L'Italia degli Amari



Ci sono tanti motivi per viaggiare e scoprire i prodotti tipici di un luogo è uno dei principali. In Italia per esempio ci sono tante strade dei vino, in Scozia abbiamo scoperto quella del whisky, mentre in Belgio lo scettro spetta alla birra. Abbiamo per questo deciso di portarvi in un viaggio diverso, un viaggio tra gli amari. Sì, perché l'Italia è il primo paese per la produzione di questo liquore e andare alla scoperta dei luoghi dove nascono gli amari nostrani può essere un modo alternativo per girare la penisola.
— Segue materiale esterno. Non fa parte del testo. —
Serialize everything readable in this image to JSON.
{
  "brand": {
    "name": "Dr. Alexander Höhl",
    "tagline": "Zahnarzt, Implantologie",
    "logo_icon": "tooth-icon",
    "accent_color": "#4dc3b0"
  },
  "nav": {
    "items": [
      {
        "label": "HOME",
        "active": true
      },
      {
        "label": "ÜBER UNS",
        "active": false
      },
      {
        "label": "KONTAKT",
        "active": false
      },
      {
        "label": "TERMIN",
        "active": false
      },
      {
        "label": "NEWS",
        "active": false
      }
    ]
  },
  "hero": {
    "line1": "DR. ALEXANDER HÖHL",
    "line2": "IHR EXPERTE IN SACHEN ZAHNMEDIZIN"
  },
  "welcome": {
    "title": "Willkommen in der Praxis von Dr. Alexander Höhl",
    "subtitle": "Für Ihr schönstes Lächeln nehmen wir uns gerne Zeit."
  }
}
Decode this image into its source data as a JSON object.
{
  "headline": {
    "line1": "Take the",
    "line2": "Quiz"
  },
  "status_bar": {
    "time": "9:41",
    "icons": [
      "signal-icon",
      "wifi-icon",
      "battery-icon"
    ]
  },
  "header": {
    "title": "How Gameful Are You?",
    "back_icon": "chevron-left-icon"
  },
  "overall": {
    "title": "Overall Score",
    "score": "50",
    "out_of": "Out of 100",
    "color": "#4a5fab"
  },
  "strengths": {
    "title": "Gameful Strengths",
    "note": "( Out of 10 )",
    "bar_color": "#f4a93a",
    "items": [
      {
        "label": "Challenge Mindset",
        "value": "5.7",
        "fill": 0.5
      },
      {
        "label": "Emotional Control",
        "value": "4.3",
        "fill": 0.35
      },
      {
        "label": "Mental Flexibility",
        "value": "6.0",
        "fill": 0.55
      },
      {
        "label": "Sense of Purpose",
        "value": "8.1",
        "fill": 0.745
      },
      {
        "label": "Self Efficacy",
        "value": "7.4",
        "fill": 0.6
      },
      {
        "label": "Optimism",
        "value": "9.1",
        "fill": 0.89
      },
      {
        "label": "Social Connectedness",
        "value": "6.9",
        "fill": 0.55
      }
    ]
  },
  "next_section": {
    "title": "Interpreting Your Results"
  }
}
Vi proponiamo un viaggio in Italia "tra borghetti e amaretti". Seguiteci, non ve ne pentirete. A proposito, qual è il vostro amaro preferito?

 

 

Amaro Montenegro. Un classico, talmente buono da essere definito da Gabriele D’Annunzio “virtudi”. L'Amaro Montenegro fu inventato nel 1885 da Stanislao Cobianchi, un nobile bolognese che invece di vestire la tonaca (era stato predestinato alla carriera ecclesiastica), decise di mettersi a produrre gioie etiliche. Tutto questo diede inizio a un pellegrinaggio per varie città italiane fino al Principato di Montenegro, dove perfezionò la sua bevanda prima di far ritorno, vittorioso, a Bologna. E proprio a Bologna, la dotta, sono tantissime le attrazioni da non perdere. Partite dalla Torre degli Asinelli e fermatevi in Pizza Maggiore, la Piazza Grande cantata da Dalla. Poi, con calma, fatta una passeggiata sotto i famosi portici per scoprire la vera Bologna.

 

Amaro Lucano. Decisamente più dolce come sapore, l’Amaro Lucano sembra mettere tutti d’accordo. Vi ricordate il famoso “Cosa vuoi di più dalla vita?”. Siamo sicuri che tutti sapete la risposta. La ricetta, a distanza di cento anni, è ancora segreta, tanto che i membri della famiglia la tengono per sé come se si trattasse di un mistero alchemico. L'amaro Lucano, come dice il nome, nasce in Basilicata, più precisamente a Pisticci. Se volete andare alla scoperta delle radici di questo amaro, non dimenticate di fermarvi nel centro storico di Pisticci e di ammirare la Chiesa Madre.

 

Amaretto Disaronno. C’è arte e spirito nella storia di questo amaretto. Sacro e profano, per un liquore dal gusto “molto poco amaro”, ma che ha fatto di questa sua dolcezza un punto di forza. La storia vuole che il pittore lombardo Bernardino Luini (siamo nel Cinquecento), si innamorò di una locandiera di Saronno, un paese a nord di Milano, la quale prestò il suo volto per un quadro. Per ringraziare il pittore di tanto onore, gli regalò una bottiglia di amaro, fatto con una ricetta antichissima a base di mandorle. Da allora l'Amaretto Disaronno è ancora tra i più amati e anche Saronno merita una visita, anche perché dista solo 30 chilometri da Milano. A Saronno non perdete il Santuario Beata Vergine dei Miracoli e la Chiesa di San Francesco.

 

Amaro Ciociaro. Un brand della famiglia Paolucci sin dal 1873. Una bevanda versatile e perfetta per tante situazioni: come aperitivo aggiungendo un po’ di soda, liscio oppure caldo, in queste giornate autunnali, aggiungendo un po' di arancio? Un ottimo punch all'italiana. L'Amaro Ciociaro nasce in Ciociaria, ovviamente, una regione geografica che coincide in parte con la provincia di Frosinone. Se capitate da queste parti vi consigliamo di non perdervi attrazioni come l'Abbazia Benedettina di Montecassino e paesini come Anagni, Isola del Liri o Acuto, piccoli ma molto interessanti. 

 

Amaro del Capo. Il Vecchio Amaro del Capo, questo il nome corretto, sta conoscendo una sempre maggiore diffusione ed è sempre più apprezzato anche dai più giovani che, di solito, non sono consumatori di amaro per eccellenza. L'amaro è prodotto dalla Distilleria Caffo di Limbadi, in provincia di Vibo Valentia, e rappresenta uno dei prodotti calabresi di maggiore successo, in Italia e all'estero (insieme ai peperoncini piccanti). Una curiosità: il "Capo" al quale fa riferimento il nome è presente anche sull'etichetta delle bottiglie di Amaro del Capo: si tratta di Capo Vaticano, uno dei posti più belli della Calabria. Basta questo per andare a visitarlo!